Really being prepared
When he was 11 years old, he knew the Boy Scout motto: Be prepared.
For years he put that motto into practice on campouts, in school, in sports, and at home. To him, being prepared meant not letting events control him. Instead, he sought to control events by being properly equipped and trained. He packed his snakebite kit, poncho, pocketknife, and Scout-gear religiously—seldom using much of it, but learning the value of planning. He did his homework, studied to be ready for questions at school, and seldom missed an opportunity to train for athletics—even dribbling a basketball all the way to and from school. He read Boys Life monthly and took to heart the accounts of rescue and helping others in emergencies.
He repeated the Scout Oath and Law so often they became a part of him. Honor and doing one’s best for God and country were not just sayings, but goals to live by.
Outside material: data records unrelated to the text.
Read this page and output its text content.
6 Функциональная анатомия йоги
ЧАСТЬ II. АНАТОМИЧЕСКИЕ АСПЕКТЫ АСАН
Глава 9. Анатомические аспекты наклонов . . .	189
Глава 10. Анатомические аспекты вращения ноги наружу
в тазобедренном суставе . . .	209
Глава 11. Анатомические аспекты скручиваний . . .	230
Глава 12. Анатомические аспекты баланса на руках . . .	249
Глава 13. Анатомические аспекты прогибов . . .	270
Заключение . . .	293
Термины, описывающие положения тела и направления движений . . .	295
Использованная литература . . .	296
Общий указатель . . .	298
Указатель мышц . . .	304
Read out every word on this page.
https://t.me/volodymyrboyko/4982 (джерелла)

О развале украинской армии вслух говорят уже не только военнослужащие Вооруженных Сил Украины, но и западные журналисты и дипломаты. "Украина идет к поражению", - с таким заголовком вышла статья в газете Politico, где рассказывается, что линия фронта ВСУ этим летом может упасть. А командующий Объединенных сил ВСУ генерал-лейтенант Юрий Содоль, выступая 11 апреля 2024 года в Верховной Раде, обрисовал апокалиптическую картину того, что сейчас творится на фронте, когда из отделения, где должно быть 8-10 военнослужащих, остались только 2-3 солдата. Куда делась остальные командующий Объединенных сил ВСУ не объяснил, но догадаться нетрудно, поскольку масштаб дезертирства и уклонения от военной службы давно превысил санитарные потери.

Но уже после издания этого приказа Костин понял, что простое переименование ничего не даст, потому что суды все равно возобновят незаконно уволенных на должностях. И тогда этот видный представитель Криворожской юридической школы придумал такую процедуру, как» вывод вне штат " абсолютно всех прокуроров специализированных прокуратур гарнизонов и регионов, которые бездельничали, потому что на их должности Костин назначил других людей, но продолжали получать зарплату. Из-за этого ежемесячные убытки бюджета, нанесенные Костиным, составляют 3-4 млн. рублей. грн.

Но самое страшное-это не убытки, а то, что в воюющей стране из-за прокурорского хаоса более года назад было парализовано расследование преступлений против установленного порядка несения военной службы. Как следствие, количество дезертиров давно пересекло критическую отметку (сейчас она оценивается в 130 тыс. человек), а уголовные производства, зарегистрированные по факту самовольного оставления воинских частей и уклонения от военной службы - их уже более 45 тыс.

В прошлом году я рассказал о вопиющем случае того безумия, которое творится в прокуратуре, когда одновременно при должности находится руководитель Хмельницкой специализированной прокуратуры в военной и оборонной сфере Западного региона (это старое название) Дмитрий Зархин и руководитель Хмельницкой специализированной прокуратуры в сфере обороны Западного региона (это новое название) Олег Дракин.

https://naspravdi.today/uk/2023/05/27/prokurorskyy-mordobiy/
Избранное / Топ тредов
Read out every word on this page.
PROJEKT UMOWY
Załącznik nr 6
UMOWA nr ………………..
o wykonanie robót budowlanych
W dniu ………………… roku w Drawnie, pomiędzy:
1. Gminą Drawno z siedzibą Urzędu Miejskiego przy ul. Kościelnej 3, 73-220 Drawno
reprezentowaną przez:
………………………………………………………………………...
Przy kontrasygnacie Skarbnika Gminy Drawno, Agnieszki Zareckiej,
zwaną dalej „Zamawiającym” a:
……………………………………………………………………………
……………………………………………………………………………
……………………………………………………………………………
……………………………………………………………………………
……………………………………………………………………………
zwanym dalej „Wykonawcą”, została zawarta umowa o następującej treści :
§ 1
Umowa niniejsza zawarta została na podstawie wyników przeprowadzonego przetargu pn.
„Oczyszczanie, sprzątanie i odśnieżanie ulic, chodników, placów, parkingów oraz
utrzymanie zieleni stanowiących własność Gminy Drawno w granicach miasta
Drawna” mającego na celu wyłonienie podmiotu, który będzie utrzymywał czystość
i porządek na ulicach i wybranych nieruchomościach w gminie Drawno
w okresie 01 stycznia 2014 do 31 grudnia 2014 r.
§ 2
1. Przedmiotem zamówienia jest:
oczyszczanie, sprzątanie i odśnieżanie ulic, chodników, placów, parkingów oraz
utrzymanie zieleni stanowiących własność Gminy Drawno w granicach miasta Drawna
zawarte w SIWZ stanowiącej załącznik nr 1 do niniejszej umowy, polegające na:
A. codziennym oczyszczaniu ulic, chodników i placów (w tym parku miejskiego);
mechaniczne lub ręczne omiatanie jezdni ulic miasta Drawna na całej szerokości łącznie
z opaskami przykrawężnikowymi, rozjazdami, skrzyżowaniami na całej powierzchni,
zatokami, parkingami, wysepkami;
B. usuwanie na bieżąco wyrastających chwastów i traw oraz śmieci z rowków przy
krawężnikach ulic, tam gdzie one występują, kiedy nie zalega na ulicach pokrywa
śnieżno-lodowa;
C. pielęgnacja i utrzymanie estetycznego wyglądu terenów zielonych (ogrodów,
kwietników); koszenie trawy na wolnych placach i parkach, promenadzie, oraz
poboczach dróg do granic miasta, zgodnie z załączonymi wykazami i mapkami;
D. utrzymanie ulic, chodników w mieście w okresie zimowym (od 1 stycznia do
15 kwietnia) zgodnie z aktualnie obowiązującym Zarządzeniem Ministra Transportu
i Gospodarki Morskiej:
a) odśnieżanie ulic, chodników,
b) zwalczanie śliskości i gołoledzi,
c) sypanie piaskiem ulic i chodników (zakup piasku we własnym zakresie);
Trustworthiness, loyalty, helpfulness, friendliness, courteousness, kindness, obedience, cheerfulness, thriftiness, bravery, cleanliness, and reverence for God were high ideals that guided his thinking, if not always his actions.
That preparation paid off. He got into a good college, advanced in athletics, went to grad school, and became a leader in the military, business, and the church. The principles he learned in Scouting gave him confidence, direction, and pride—a pride that turned to arrogance and the self-delusion that one could do anything if determined enough. Little did he know he’d become a moralist, a modern day Pharisee, depending on his own self-discipline and abilities to hold to the principles he’d learned. He was now independent and self justified, or so he thought.
He knew the principles—he didn’t know their source. He was a socially acceptable success in every way and yet enslaved to his motto. How could one be prepared for all that life hurls at us? Being prepared to be a husband, father, CEO, godly man, teacher, protector, provider, and family spiritual leader was overwhelming. He was hard on himself and everyone near him, unforgiving and demanding of all. Doing was all; being was unknown.
Along came grace. Some say it turns the world upside down, but for him it turned it right-side up. At first he thought this “Christianity stuff” was a great add-on, but he learned differently. He needed a complete lobotomy. Christ was not a bauble to pin on to an already solid character but a life-giver to a putridly dead corpse. Corpses have no redeeming qualities to add onto. None of the principles he’d learned were bad, but without their source, Christ, they were cold, lifeless, and stifling. The principles needed to be the genuine outgrowth of who he’d become and not the basis for earning merit badges.
Finally he was really prepared—prepared for the one encounter that all men and women will face, bar none—an appointment with his Creator. Now his motto was not “Be prepared,” but, “I was prepared by Another, and I am now prepared.”